Quentin Tarantino, YA Fiction, Report fr...

Bbc Radio 4
About this episode

Filmmaker Quentin Tarantino is a Hollywood veteran and it was the ending of Hollywood’s golden age that was the subject of his last film – Once Upon a Time in Hollywood. He’s now returned to the story of that film for his debut novel. In his only UK broadcast interview, he explains why he wanted to create a novelisation of Once Upon a Time in Hollywood.

It’s 25 years since Melvin Burgess wrote Junk, a story about heroin addiction. It was an early title in what’s become known as YA and showed the fearlessness to take on challenging topics that has become typical of the genre. His book, Three Bullets, is out this week: it imagines a Britain somewhat like our own but that has been torn apart by war and extreme ideology. It has a mixed-race Trans girl, Marti, as its first person narrator. Melvin Burgess talks about his new book and YA more generally, alongside Sarah Ditum, as part of our series this week looking at the publishing industry. Has fearfulness taken over or is caution a necessary corrective? What stories can be told and by whom? As some voices have been un- or mis-represented in YA fiction, what is the best way ahead for the genre?

Our man on the Croissette, film critic Jason Solomons, gives the last of his Cannes reports and discusses the films competing for the film festival’s top prize, the Palme d’Or.

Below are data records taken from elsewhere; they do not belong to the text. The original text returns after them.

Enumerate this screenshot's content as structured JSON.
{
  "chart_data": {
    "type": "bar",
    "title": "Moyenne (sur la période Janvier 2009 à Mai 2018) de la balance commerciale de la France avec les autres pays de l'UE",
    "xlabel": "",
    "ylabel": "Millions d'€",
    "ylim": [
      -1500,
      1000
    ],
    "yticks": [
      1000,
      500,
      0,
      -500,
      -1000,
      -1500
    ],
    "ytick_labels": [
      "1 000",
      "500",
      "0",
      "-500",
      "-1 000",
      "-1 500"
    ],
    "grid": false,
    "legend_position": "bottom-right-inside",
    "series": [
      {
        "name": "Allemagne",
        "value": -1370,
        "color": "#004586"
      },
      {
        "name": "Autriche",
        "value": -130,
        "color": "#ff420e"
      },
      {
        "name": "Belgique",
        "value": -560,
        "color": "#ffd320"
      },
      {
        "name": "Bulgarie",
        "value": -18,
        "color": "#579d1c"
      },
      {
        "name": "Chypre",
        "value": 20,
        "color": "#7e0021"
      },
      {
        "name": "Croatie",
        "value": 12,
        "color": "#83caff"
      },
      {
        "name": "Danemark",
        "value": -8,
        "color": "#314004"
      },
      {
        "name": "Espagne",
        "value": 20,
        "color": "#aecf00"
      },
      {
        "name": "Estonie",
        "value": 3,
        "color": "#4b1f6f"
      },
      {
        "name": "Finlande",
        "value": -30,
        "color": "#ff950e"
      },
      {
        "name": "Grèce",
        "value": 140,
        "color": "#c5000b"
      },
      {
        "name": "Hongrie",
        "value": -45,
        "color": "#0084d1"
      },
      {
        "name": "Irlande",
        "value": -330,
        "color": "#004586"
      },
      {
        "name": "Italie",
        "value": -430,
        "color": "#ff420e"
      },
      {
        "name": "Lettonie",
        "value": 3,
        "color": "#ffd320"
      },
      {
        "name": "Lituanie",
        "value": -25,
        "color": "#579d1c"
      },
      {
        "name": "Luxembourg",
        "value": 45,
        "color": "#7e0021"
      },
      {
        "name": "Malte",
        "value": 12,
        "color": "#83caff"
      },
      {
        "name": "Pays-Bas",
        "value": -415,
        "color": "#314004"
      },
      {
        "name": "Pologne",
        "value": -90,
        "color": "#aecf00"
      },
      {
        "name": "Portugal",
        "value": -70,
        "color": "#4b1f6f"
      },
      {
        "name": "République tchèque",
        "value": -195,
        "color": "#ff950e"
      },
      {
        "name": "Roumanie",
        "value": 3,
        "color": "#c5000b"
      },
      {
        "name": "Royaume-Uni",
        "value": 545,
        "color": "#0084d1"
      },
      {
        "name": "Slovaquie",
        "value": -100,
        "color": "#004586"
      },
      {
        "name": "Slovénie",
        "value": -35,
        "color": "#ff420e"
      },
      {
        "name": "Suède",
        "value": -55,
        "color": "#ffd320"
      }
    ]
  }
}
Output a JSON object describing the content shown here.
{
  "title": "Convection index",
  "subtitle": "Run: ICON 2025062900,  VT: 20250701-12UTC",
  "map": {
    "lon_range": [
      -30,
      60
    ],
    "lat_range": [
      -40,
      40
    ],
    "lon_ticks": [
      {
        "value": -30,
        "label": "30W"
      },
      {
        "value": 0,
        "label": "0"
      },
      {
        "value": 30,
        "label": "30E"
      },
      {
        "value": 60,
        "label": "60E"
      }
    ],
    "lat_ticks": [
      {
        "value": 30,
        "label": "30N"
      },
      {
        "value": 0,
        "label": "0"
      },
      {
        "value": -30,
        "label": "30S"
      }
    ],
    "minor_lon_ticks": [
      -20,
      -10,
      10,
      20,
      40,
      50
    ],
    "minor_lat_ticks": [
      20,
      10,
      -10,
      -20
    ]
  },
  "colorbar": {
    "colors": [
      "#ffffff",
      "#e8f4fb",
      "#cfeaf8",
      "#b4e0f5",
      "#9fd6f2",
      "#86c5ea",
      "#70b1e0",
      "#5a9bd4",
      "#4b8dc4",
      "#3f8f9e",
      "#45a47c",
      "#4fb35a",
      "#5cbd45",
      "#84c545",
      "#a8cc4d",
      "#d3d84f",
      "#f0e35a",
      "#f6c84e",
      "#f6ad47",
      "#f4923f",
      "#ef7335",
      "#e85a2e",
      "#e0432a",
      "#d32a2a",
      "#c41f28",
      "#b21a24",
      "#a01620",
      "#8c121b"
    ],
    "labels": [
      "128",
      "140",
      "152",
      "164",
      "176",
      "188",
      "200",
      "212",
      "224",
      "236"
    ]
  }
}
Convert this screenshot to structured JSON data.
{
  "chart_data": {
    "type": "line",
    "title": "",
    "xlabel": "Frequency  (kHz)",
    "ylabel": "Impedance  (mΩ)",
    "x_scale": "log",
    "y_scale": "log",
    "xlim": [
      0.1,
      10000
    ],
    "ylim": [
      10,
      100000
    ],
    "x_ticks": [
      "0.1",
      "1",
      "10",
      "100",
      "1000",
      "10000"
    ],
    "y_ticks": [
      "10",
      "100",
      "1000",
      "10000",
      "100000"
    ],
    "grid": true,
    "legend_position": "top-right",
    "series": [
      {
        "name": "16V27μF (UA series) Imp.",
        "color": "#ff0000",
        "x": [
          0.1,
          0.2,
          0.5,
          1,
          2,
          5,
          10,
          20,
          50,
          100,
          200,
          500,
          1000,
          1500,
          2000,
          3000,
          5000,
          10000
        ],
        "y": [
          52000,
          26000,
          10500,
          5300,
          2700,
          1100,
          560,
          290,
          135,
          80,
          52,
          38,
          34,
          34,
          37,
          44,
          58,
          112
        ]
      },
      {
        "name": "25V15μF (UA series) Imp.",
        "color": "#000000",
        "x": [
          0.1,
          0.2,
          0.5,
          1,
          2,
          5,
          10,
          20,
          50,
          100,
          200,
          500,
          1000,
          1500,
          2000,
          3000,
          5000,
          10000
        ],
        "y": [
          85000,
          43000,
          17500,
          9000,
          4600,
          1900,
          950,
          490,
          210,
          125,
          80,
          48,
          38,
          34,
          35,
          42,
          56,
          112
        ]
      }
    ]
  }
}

The painting of a smiling woman selling vegetables had languished for years in a cupboard at Audley End, the grand 17th-century house in Essex. When conservator Alice Tate-Harte began a much needed clean-up she was surprised to discover it was two centuries older than was thought and that the smile was a later addition. Alice tells Kirsty Lang why she wiped the smile off the woman's face, and, also what the array of enticing vegetables tell us.